WMUV

Brunswick, Georgia; United States;
- Broadcast area: Jacksonville metropolitan area
- Frequency: 100.7 MHz (HD Radio)
- Branding: The Promise

Programming
- Format: Christian AC
- Subchannels: HD2: Classic country "Jax Country 100.3" HD3: Urban gospel "Praise 107.9" HD4: Spanish Christian radio "La Verdad Jacksonville"

Ownership
- Owner: Nancy Epperson; (Chesapeake-Portsmouth Broadcasting Corporation);
- Sister stations: WBOB

History
- First air date: 1965; 61 years ago
- Former call signs: WIOI (1965–1991); WOKV-FM (1991–1993); WBYB (1993–1995); WWRD (1995–1996); WWRR (1996–2005); WKQL (2005–2006);
- Call sign meaning: Movin' (former format)

Technical information
- Licensing authority: FCC
- Facility ID: 48243
- Class: C0
- ERP: 62,000 watts
- HAAT: 449 meters
- Translators: 100.3 W262AG (Jacksonville, Florida, relays HD2) 107.9 W300CU (Jacksonville, Florida, relays HD3) 102.3 W272CQ (Jacksonville, Florida, relays HD4)

Links
- Public license information: Public file; LMS;
- Webcast: Listen live HD2: Listen live HD3: Listen live
- Website: ilovethepromise.com HD2: jaxcountry.com HD3: praise1079.com

= WMUV =

Radio station in Brunswick, Georgia, serving Jacksonville, Florida

WMUV (100.7 FM) is a commercial Christian radio station licensed to Brunswick, Georgia, but it serves Jacksonville, Florida. The station is licensed to Chesapeake-Portsmouth Broadcasting Corporation and is owned by Nancy Epperson. It brands as 100.7 The Promise and broadcasts Christian adult contemporary music. Studios are on Bonneval Road in the Southside district of Jacksonville, and its transmitter tower is in Kingsland, Georgia.

==History==
WMUV began targeting the Jacksonville area in 1965 as WIOI-FM. On June 3, 1991, it became WOKV-FM. The station later began airing Christian radio programming as WBYB (1993–1995), classic rock as both WWRD (1995–1996) and WWRR Arrow 100.7 (1996–2005), and oldies as WKQL Kool 100.7 (2005–2006). On October 20, 2006, WKQL became the eighth station in the United States to adopt the rhythmic hot AC MOViN' format and changed the call sign to WMUV.

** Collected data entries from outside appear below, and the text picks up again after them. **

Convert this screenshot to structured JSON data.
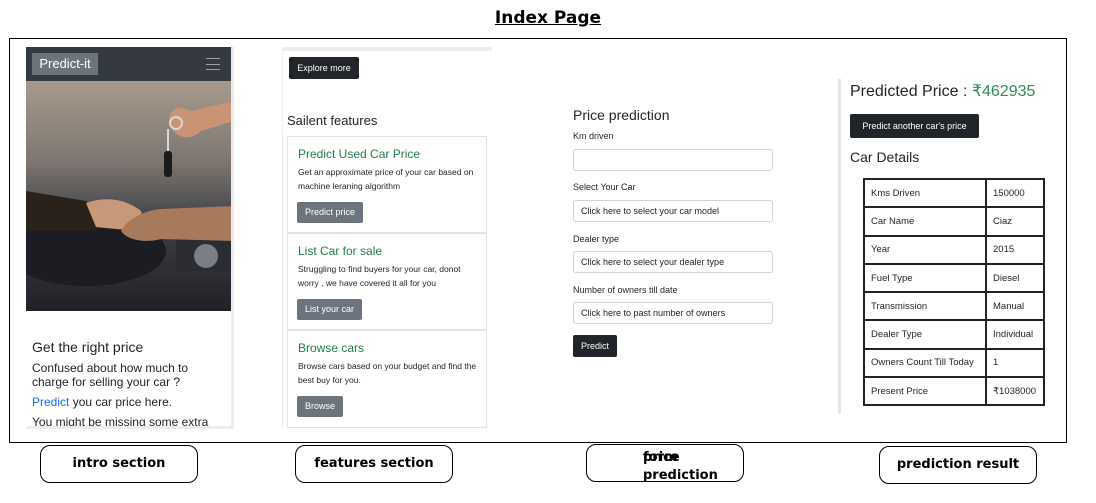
{
  "page_heading": "Index Page",
  "intro": {
    "brand": "Predict-it",
    "title": "Get the right price",
    "text": "Confused about how much to charge for selling your car ?",
    "link": "Predict",
    "link_rest": " you car price here.",
    "cut_text": "You might be missing some extra"
  },
  "features": {
    "explore_label": "Explore more",
    "title": "Sailent features",
    "cards": [
      {
        "title": "Predict Used Car Price",
        "text": "Get an approximate price of your car based on machine leraning algorithm",
        "button": "Predict price"
      },
      {
        "title": "List Car for sale",
        "text": "Struggling to find buyers for your car, donot worry , we have covered it all for you",
        "button": "List your car"
      },
      {
        "title": "Browse cars",
        "text": "Browse cars based on your budget and find the best buy for you.",
        "button": "Browse"
      }
    ]
  },
  "form": {
    "title": "Price prediction",
    "km_label": "Km driven",
    "km_value": "",
    "car_label": "Select Your Car",
    "car_placeholder": "Click here to select your car model",
    "dealer_label": "Dealer type",
    "dealer_placeholder": "Click here to select your dealer type",
    "owners_label": "Number of owners till date",
    "owners_placeholder": "Click here to past number of owners",
    "submit_label": "Predict"
  },
  "result": {
    "heading": "Predicted Price : ",
    "value": "₹462935",
    "again_label": "Predict another car's price",
    "details_title": "Car Details",
    "rows": [
      {
        "label": "Kms Driven",
        "value": "150000"
      },
      {
        "label": "Car Name",
        "value": "Ciaz"
      },
      {
        "label": "Year",
        "value": "2015"
      },
      {
        "label": "Fuel Type",
        "value": "Diesel"
      },
      {
        "label": "Transmission",
        "value": "Manual"
      },
      {
        "label": "Dealer Type",
        "value": "Individual"
      },
      {
        "label": "Owners Count Till Today",
        "value": "1"
      },
      {
        "label": "Present Price",
        "value": "₹1038000"
      }
    ]
  },
  "captions": {
    "intro": "intro section",
    "features": "features section",
    "form_line1": "price prediction",
    "form_line2": "form",
    "result": "prediction result"
  },
  "colors": {
    "accent_green": "#2e8b57",
    "dark_button": "#212529",
    "grey_button": "#6c757d",
    "link_blue": "#0d6efd"
  },
  "icons": [
    "menu-icon",
    "car-keys-handshake-image"
  ]
}
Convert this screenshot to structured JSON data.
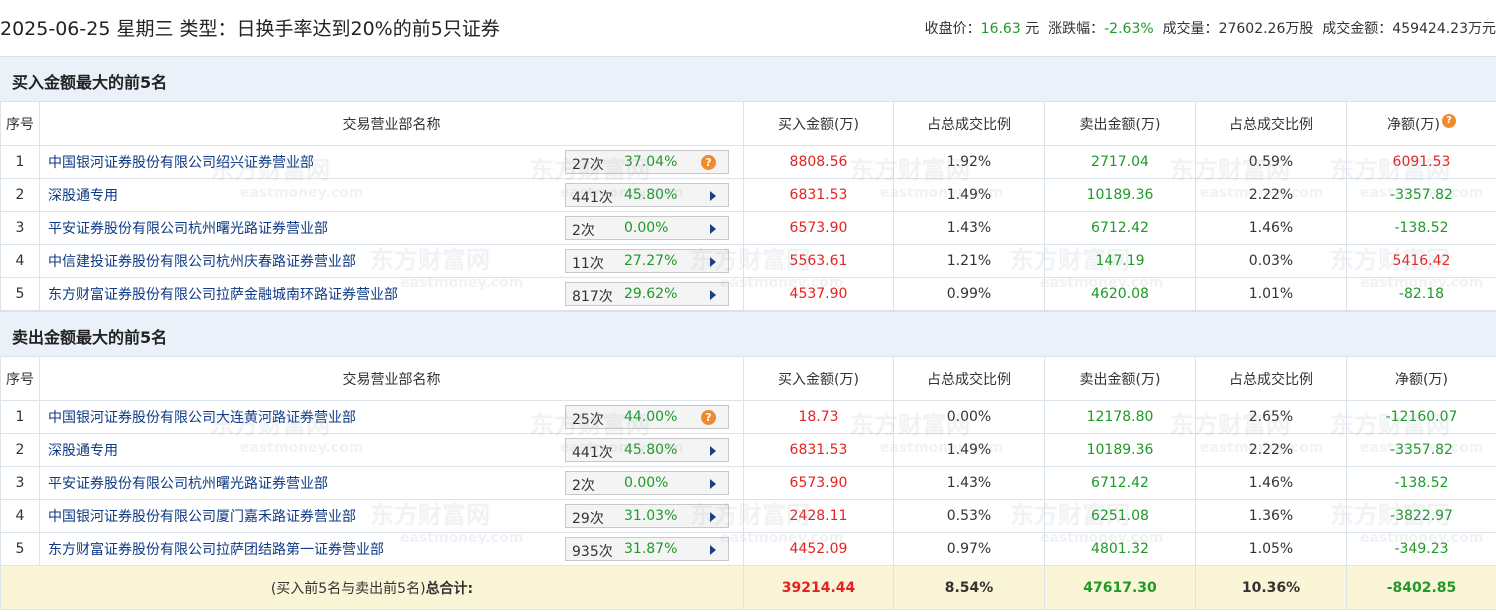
{
  "header": {
    "title": "2025-06-25 星期三 类型：日换手率达到20%的前5只证券",
    "close_label": "收盘价：",
    "close_value": "16.63",
    "close_unit": "元",
    "change_label": "涨跌幅：",
    "change_value": "-2.63%",
    "volume_label": "成交量：",
    "volume_value": "27602.26万股",
    "amount_label": "成交金额：",
    "amount_value": "459424.23万元"
  },
  "columns": {
    "no": "序号",
    "name": "交易营业部名称",
    "buy": "买入金额(万)",
    "buy_pct": "占总成交比例",
    "sell": "卖出金额(万)",
    "sell_pct": "占总成交比例",
    "net": "净额(万)"
  },
  "buy_section": {
    "title": "买入金额最大的前5名",
    "rows": [
      {
        "no": "1",
        "name": "中国银河证券股份有限公司绍兴证券营业部",
        "times": "27次",
        "rate": "37.04%",
        "buy": "8808.56",
        "buy_pct": "1.92%",
        "sell": "2717.04",
        "sell_pct": "0.59%",
        "net": "6091.53"
      },
      {
        "no": "2",
        "name": "深股通专用",
        "times": "441次",
        "rate": "45.80%",
        "buy": "6831.53",
        "buy_pct": "1.49%",
        "sell": "10189.36",
        "sell_pct": "2.22%",
        "net": "-3357.82"
      },
      {
        "no": "3",
        "name": "平安证券股份有限公司杭州曙光路证券营业部",
        "times": "2次",
        "rate": "0.00%",
        "buy": "6573.90",
        "buy_pct": "1.43%",
        "sell": "6712.42",
        "sell_pct": "1.46%",
        "net": "-138.52"
      },
      {
        "no": "4",
        "name": "中信建投证券股份有限公司杭州庆春路证券营业部",
        "times": "11次",
        "rate": "27.27%",
        "buy": "5563.61",
        "buy_pct": "1.21%",
        "sell": "147.19",
        "sell_pct": "0.03%",
        "net": "5416.42"
      },
      {
        "no": "5",
        "name": "东方财富证券股份有限公司拉萨金融城南环路证券营业部",
        "times": "817次",
        "rate": "29.62%",
        "buy": "4537.90",
        "buy_pct": "0.99%",
        "sell": "4620.08",
        "sell_pct": "1.01%",
        "net": "-82.18"
      }
    ]
  },
  "sell_section": {
    "title": "卖出金额最大的前5名",
    "rows": [
      {
        "no": "1",
        "name": "中国银河证券股份有限公司大连黄河路证券营业部",
        "times": "25次",
        "rate": "44.00%",
        "buy": "18.73",
        "buy_pct": "0.00%",
        "sell": "12178.80",
        "sell_pct": "2.65%",
        "net": "-12160.07"
      },
      {
        "no": "2",
        "name": "深股通专用",
        "times": "441次",
        "rate": "45.80%",
        "buy": "6831.53",
        "buy_pct": "1.49%",
        "sell": "10189.36",
        "sell_pct": "2.22%",
        "net": "-3357.82"
      },
      {
        "no": "3",
        "name": "平安证券股份有限公司杭州曙光路证券营业部",
        "times": "2次",
        "rate": "0.00%",
        "buy": "6573.90",
        "buy_pct": "1.43%",
        "sell": "6712.42",
        "sell_pct": "1.46%",
        "net": "-138.52"
      },
      {
        "no": "4",
        "name": "中国银河证券股份有限公司厦门嘉禾路证券营业部",
        "times": "29次",
        "rate": "31.03%",
        "buy": "2428.11",
        "buy_pct": "0.53%",
        "sell": "6251.08",
        "sell_pct": "1.36%",
        "net": "-3822.97"
      },
      {
        "no": "5",
        "name": "东方财富证券股份有限公司拉萨团结路第一证券营业部",
        "times": "935次",
        "rate": "31.87%",
        "buy": "4452.09",
        "buy_pct": "0.97%",
        "sell": "4801.32",
        "sell_pct": "1.05%",
        "net": "-349.23"
      }
    ]
  },
  "total": {
    "label_prefix": "(买入前5名与卖出前5名)",
    "label_strong": "总合计:",
    "buy": "39214.44",
    "buy_pct": "8.54%",
    "sell": "47617.30",
    "sell_pct": "10.36%",
    "net": "-8402.85"
  },
  "watermark": {
    "cn": "东方财富网",
    "en": "eastmoney.com"
  },
  "colors": {
    "up": "#e52222",
    "down": "#1e9a28",
    "link": "#0f3a86",
    "section_bg": "#eaf1f8",
    "total_bg": "#fbf5d8"
  }
}
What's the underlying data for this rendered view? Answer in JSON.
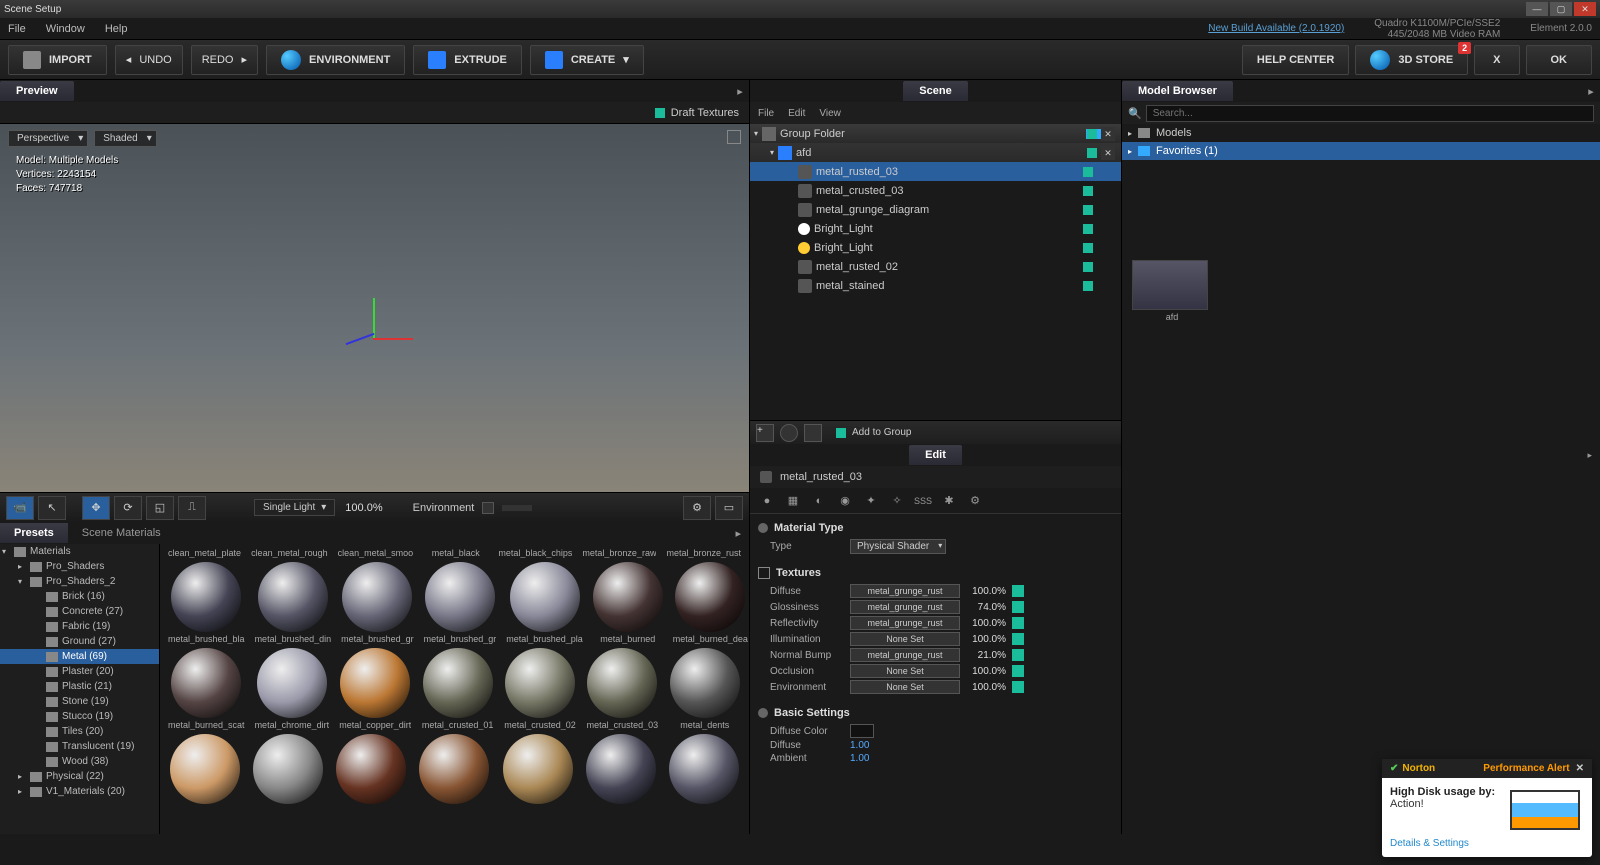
{
  "window": {
    "title": "Scene Setup"
  },
  "menubar": {
    "file": "File",
    "window": "Window",
    "help": "Help",
    "build_link": "New Build Available (2.0.1920)",
    "gpu": "Quadro K1100M/PCIe/SSE2",
    "vram": "445/2048 MB Video RAM",
    "app": "Element",
    "version": "2.0.0"
  },
  "toolbar": {
    "import": "IMPORT",
    "undo": "UNDO",
    "redo": "REDO",
    "environment": "ENVIRONMENT",
    "extrude": "EXTRUDE",
    "create": "CREATE",
    "help_center": "HELP CENTER",
    "store": "3D STORE",
    "store_badge": "2",
    "x": "X",
    "ok": "OK"
  },
  "preview": {
    "tab": "Preview",
    "draft_textures": "Draft Textures",
    "perspective": "Perspective",
    "shading": "Shaded",
    "stats": {
      "model_lbl": "Model:",
      "model": "Multiple Models",
      "verts_lbl": "Vertices:",
      "verts": "2243154",
      "faces_lbl": "Faces:",
      "faces": "747718"
    },
    "tools": {
      "light_mode": "Single Light",
      "pct": "100.0%",
      "env_lbl": "Environment"
    }
  },
  "presets": {
    "tab_presets": "Presets",
    "tab_scene_mats": "Scene Materials",
    "tree": [
      {
        "l": 1,
        "label": "Materials",
        "arrow": "▾"
      },
      {
        "l": 2,
        "label": "Pro_Shaders",
        "arrow": "▸"
      },
      {
        "l": 2,
        "label": "Pro_Shaders_2",
        "arrow": "▾"
      },
      {
        "l": 3,
        "label": "Brick (16)"
      },
      {
        "l": 3,
        "label": "Concrete (27)"
      },
      {
        "l": 3,
        "label": "Fabric (19)"
      },
      {
        "l": 3,
        "label": "Ground (27)"
      },
      {
        "l": 3,
        "label": "Metal (69)",
        "selected": true
      },
      {
        "l": 3,
        "label": "Plaster (20)"
      },
      {
        "l": 3,
        "label": "Plastic (21)"
      },
      {
        "l": 3,
        "label": "Stone (19)"
      },
      {
        "l": 3,
        "label": "Stucco (19)"
      },
      {
        "l": 3,
        "label": "Tiles (20)"
      },
      {
        "l": 3,
        "label": "Translucent (19)"
      },
      {
        "l": 3,
        "label": "Wood (38)"
      },
      {
        "l": 2,
        "label": "Physical (22)",
        "arrow": "▸"
      },
      {
        "l": 2,
        "label": "V1_Materials (20)",
        "arrow": "▸"
      }
    ],
    "grid": [
      [
        "clean_metal_plate",
        "clean_metal_rough",
        "clean_metal_smoo",
        "metal_black",
        "metal_black_chips",
        "metal_bronze_raw",
        "metal_bronze_rust"
      ],
      [
        "metal_brushed_bla",
        "metal_brushed_din",
        "metal_brushed_gr",
        "metal_brushed_gr",
        "metal_brushed_pla",
        "metal_burned",
        "metal_burned_dea"
      ],
      [
        "metal_burned_scat",
        "metal_chrome_dirt",
        "metal_copper_dirt",
        "metal_crusted_01",
        "metal_crusted_02",
        "metal_crusted_03",
        "metal_dents"
      ]
    ],
    "ball_colors": [
      [
        "#aab",
        "#889",
        "#bbc",
        "#222",
        "#333",
        "#654",
        "#765"
      ],
      [
        "#445",
        "#556",
        "#667",
        "#778",
        "#889",
        "#433",
        "#322"
      ],
      [
        "#544",
        "#99a",
        "#b73",
        "#665",
        "#776",
        "#665",
        "#555"
      ],
      [
        "#c96",
        "#888",
        "#632",
        "#853",
        "#a85",
        "#445",
        "#556"
      ]
    ]
  },
  "scene": {
    "tab": "Scene",
    "file": "File",
    "edit": "Edit",
    "view": "View",
    "group_folder": "Group Folder",
    "group_count": "1",
    "afd": "afd",
    "items": [
      {
        "name": "metal_rusted_03",
        "type": "obj",
        "selected": true
      },
      {
        "name": "metal_crusted_03",
        "type": "obj"
      },
      {
        "name": "metal_grunge_diagram",
        "type": "obj"
      },
      {
        "name": "Bright_Light",
        "type": "light",
        "color": "#fff"
      },
      {
        "name": "Bright_Light",
        "type": "light",
        "color": "#fc3"
      },
      {
        "name": "metal_rusted_02",
        "type": "obj"
      },
      {
        "name": "metal_stained",
        "type": "obj"
      }
    ],
    "add_to_group": "Add to Group"
  },
  "edit": {
    "tab": "Edit",
    "name": "metal_rusted_03",
    "mat_type_head": "Material Type",
    "type_lbl": "Type",
    "type_val": "Physical Shader",
    "textures_head": "Textures",
    "tex_rows": [
      {
        "lbl": "Diffuse",
        "val": "metal_grunge_rust",
        "pct": "100.0%"
      },
      {
        "lbl": "Glossiness",
        "val": "metal_grunge_rust",
        "pct": "74.0%"
      },
      {
        "lbl": "Reflectivity",
        "val": "metal_grunge_rust",
        "pct": "100.0%"
      },
      {
        "lbl": "Illumination",
        "val": "None Set",
        "pct": "100.0%"
      },
      {
        "lbl": "Normal Bump",
        "val": "metal_grunge_rust",
        "pct": "21.0%"
      },
      {
        "lbl": "Occlusion",
        "val": "None Set",
        "pct": "100.0%"
      },
      {
        "lbl": "Environment",
        "val": "None Set",
        "pct": "100.0%"
      }
    ],
    "basic_head": "Basic Settings",
    "diffuse_color_lbl": "Diffuse Color",
    "diffuse_lbl": "Diffuse",
    "diffuse_val": "1.00",
    "ambient_lbl": "Ambient",
    "ambient_val": "1.00"
  },
  "model_browser": {
    "tab": "Model Browser",
    "search_ph": "Search...",
    "models": "Models",
    "favorites": "Favorites (1)",
    "thumb_caption": "afd"
  },
  "norton": {
    "brand": "Norton",
    "alert": "Performance Alert",
    "headline": "High Disk usage by:",
    "process": "Action!",
    "details": "Details & Settings"
  }
}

On February 18, 2009, at 10 a.m., the rhythmic format was dropped and the station switched to classic country as Country Legends 100.7. On the morning of February 23, 2013, WMUV segued from classic country to mainstream country music, as Country 100.7. On April 18, 2013, WMUV rebranded as 100.7 The Bull and shifted its focus towards Southern Georgia. Although no longer an exclusively classic country station, the station still featured a heavy (largely 1990s) gold base to its playlist.

On January 3, 2015, after being acquired by Chesapeake-Portsmouth Broadcasting, WMUV and sister station WSOS-FM flipped to Christian AC as The Promise. On April 5, 2016, WSOS-FM flipped to a simulcast of WBOB Jacksonville.